Firmin Didot (Livre IIp. 543-551).

CHAPITRE XXI.

Contre la fainéantise.

C’est un devoir pour un prince de mourir debout, c’est-à-dire sans cesse occupé des affaires de l’État. — L’empereur Vespasien, au cours de la maladie dont il mourut, ne laissait pas de vouloir s’occuper des affaires de l’empire ; et, dans son lit même, il ne cessait de traiter les questions importantes.

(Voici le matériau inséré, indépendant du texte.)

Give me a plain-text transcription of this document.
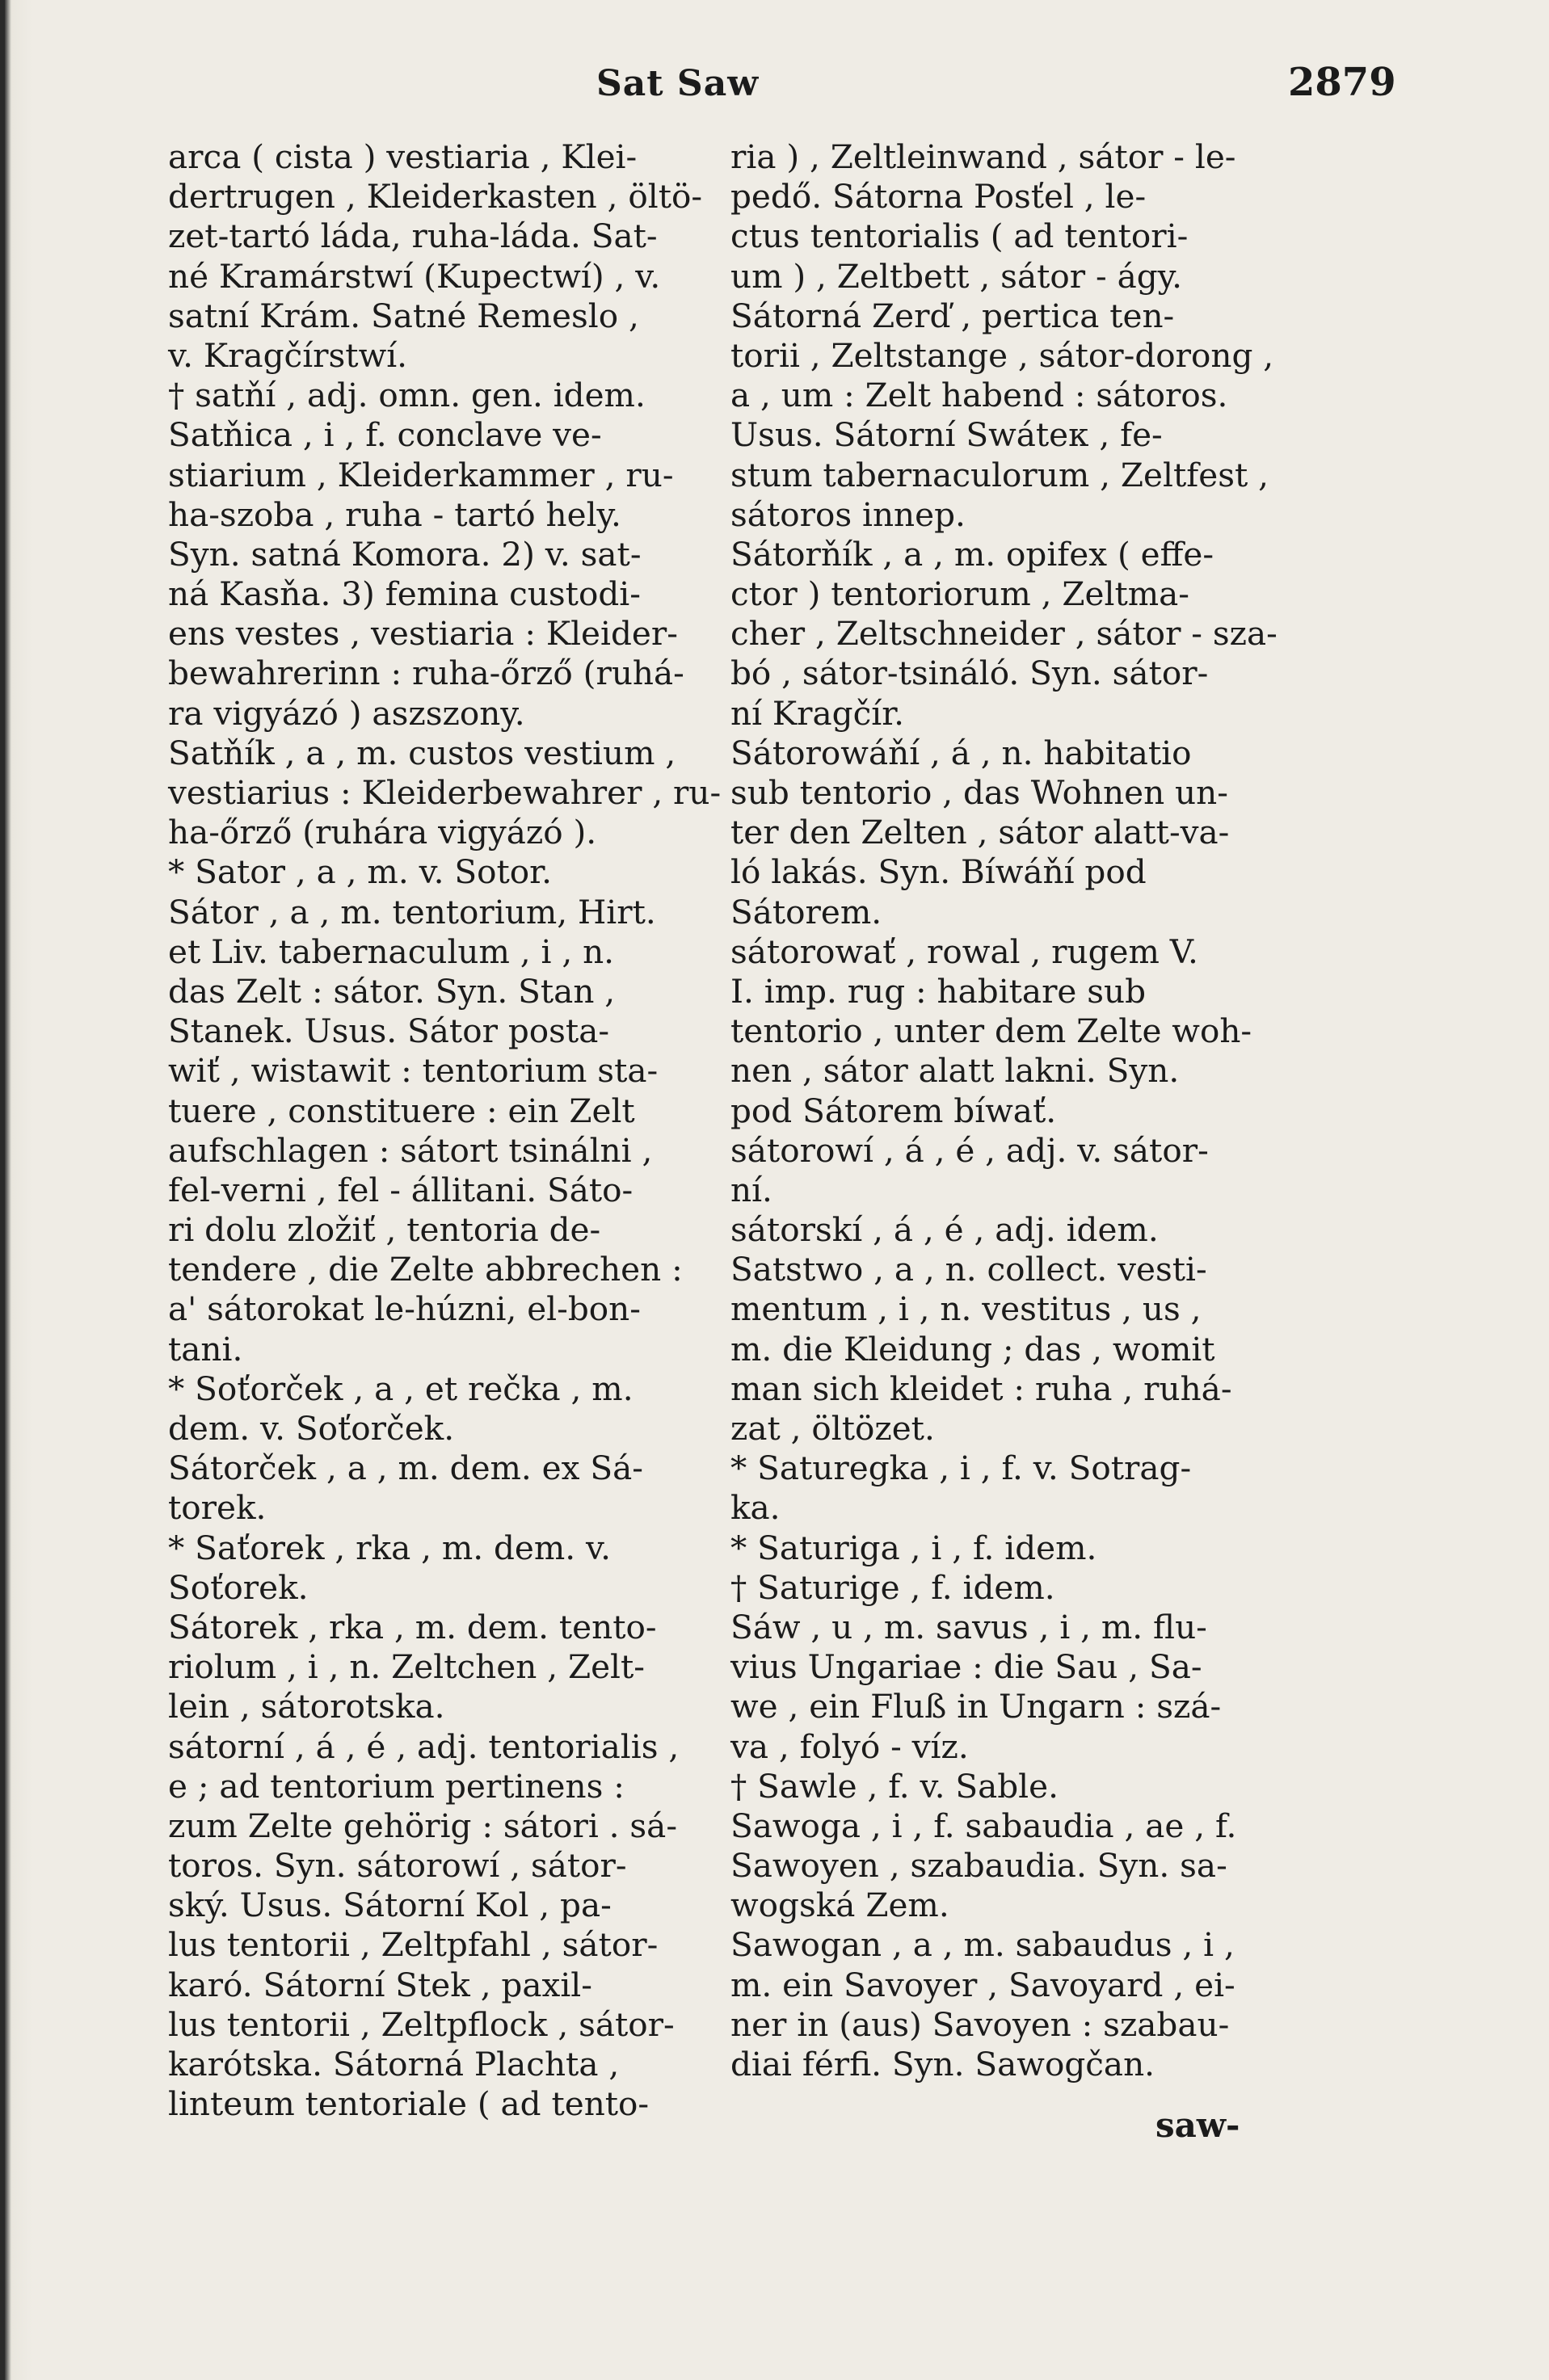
Sat Saw	2879
arca ( cista ) vestiaria , Klei-
dertrugen , Kleiderkasten , öltö-
zet-tartó láda, ruha-láda. Sat-
né Kramárstwí (Kupectwí) , v.
satní Krám. Satné Remeslo ,
v. Kragčírstwí.
† satňí , adj. omn. gen. idem.
Satňica , i , f. conclave ve-
stiarium , Kleiderkammer , ru-
ha-szoba , ruha - tartó hely.
Syn. satná Komora. 2) v. sat-
ná Kasňa. 3) femina custodi-
ens vestes , vestiaria : Kleider-
bewahrerinn : ruha-őrző (ruhá-
ra vigyázó ) aszszony.
Satňík , a , m. custos vestium ,
vestiarius : Kleiderbewahrer , ru-
ha-őrző (ruhára vigyázó ).
* Sator , a , m. v. Sotor.
Sátor , a , m. tentorium, Hirt.
et Liv. tabernaculum , i , n.
das Zelt : sátor. Syn. Stan ,
Stanek. Usus. Sátor posta-
wiť , wistawit : tentorium sta-
tuere , constituere : ein Zelt
aufschlagen : sátort tsinálni ,
fel-verni , fel - állitani. Sáto-
ri dolu zložiť , tentoria de-
tendere , die Zelte abbrechen :
a' sátorokat le-húzni, el-bon-
tani.
* Soťorček , a , et rečka , m.
dem. v. Soťorček.
Sátorček , a , m. dem. ex Sá-
torek.
* Saťorek , rka , m. dem. v.
Soťorek.
Sátorek , rka , m. dem. tento-
riolum , i , n. Zeltchen , Zelt-
lein , sátorotska.
sátorní , á , é , adj. tentorialis ,
e ; ad tentorium pertinens :
zum Zelte gehörig : sátori . sá-
toros. Syn. sátorowí , sátor-
ský. Usus. Sátorní Kol , pa-
lus tentorii , Zeltpfahl , sátor-
karó. Sátorní Stek , paxil-
lus tentorii , Zeltpflock , sátor-
karótska. Sátorná Plachta ,
linteum tentoriale ( ad tento-
ria ) , Zeltleinwand , sátor - le-
pedő. Sátorna Posťel , le-
ctus tentorialis ( ad tentori-
um ) , Zeltbett , sátor - ágy.
Sátorná Zerď , pertica ten-
torii , Zeltstange , sátor-dorong ,
a , um : Zelt habend : sátoros.
Usus. Sátorní Swáteк , fe-
stum tabernaculorum , Zeltfest ,
sátoros innep.
Sátorňík , a , m. opifex ( effe-
ctor ) tentoriorum , Zeltma-
cher , Zeltschneider , sátor - sza-
bó , sátor-tsináló. Syn. sátor-
ní Kragčír.
Sátorowáňí , á , n. habitatio
sub tentorio , das Wohnen un-
ter den Zelten , sátor alatt-va-
ló lakás. Syn. Bíwáňí pod
Sátorem.
sátorowať , rowal , rugem V.
I. imp. rug : habitare sub
tentorio , unter dem Zelte woh-
nen , sátor alatt lakni. Syn.
pod Sátorem bíwať.
sátorowí , á , é , adj. v. sátor-
ní.
sátorskí , á , é , adj. idem.
Satstwo , a , n. collect. vesti-
mentum , i , n. vestitus , us ,
m. die Kleidung ; das , womit
man sich kleidet : ruha , ruhá-
zat , öltözet.
* Saturegka , i , f. v. Sotrag-
ka.
* Saturiga , i , f. idem.
† Saturige , f. idem.
Sáw , u , m. savus , i , m. flu-
vius Ungariae : die Sau , Sa-
we , ein Fluß in Ungarn : szá-
va , folyó - víz.
† Sawle , f. v. Sable.
Sawoga , i , f. sabaudia , ae , f.
Sawoyen , szabaudia. Syn. sa-
wogská Zem.
Sawogan , a , m. sabaudus , i ,
m. ein Savoyer , Savoyard , ei-
ner in (aus) Savoyen : szabau-
diai férfi. Syn. Sawogčan.
saw-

Son médecin lui en faisant reproche comme d’une chose nuisible à son état de santé : « Il faut, lui répondit-il, qu’un empereur meure debout. » Voilà, à mon avis, un beau mot, digne d’un grand prince. — L’empereur Adrien, en semblable circonstance, a, depuis, tenu ce même propos que l’on devrait souvent rappeler à la mémoire des rois, pour leur faire comprendre que cette grande charge qu’ils ont, de commander à tant d’hommes, n’est pas une situation où on puisse demeurer oisif ; et qu’il n’est rien qui, avec juste raison, soit de nature à dégoûter un sujet de se donner de la peine et de courir les hasards de la fortune pour le service de son prince, comme de le voir, pendant ce même temps, s’accoutumer à la paresse, s’adonnant à des occupations molles et frivoles, et avoir soin de sa conservation tout en se montrant si peu soucieux de la nôtre.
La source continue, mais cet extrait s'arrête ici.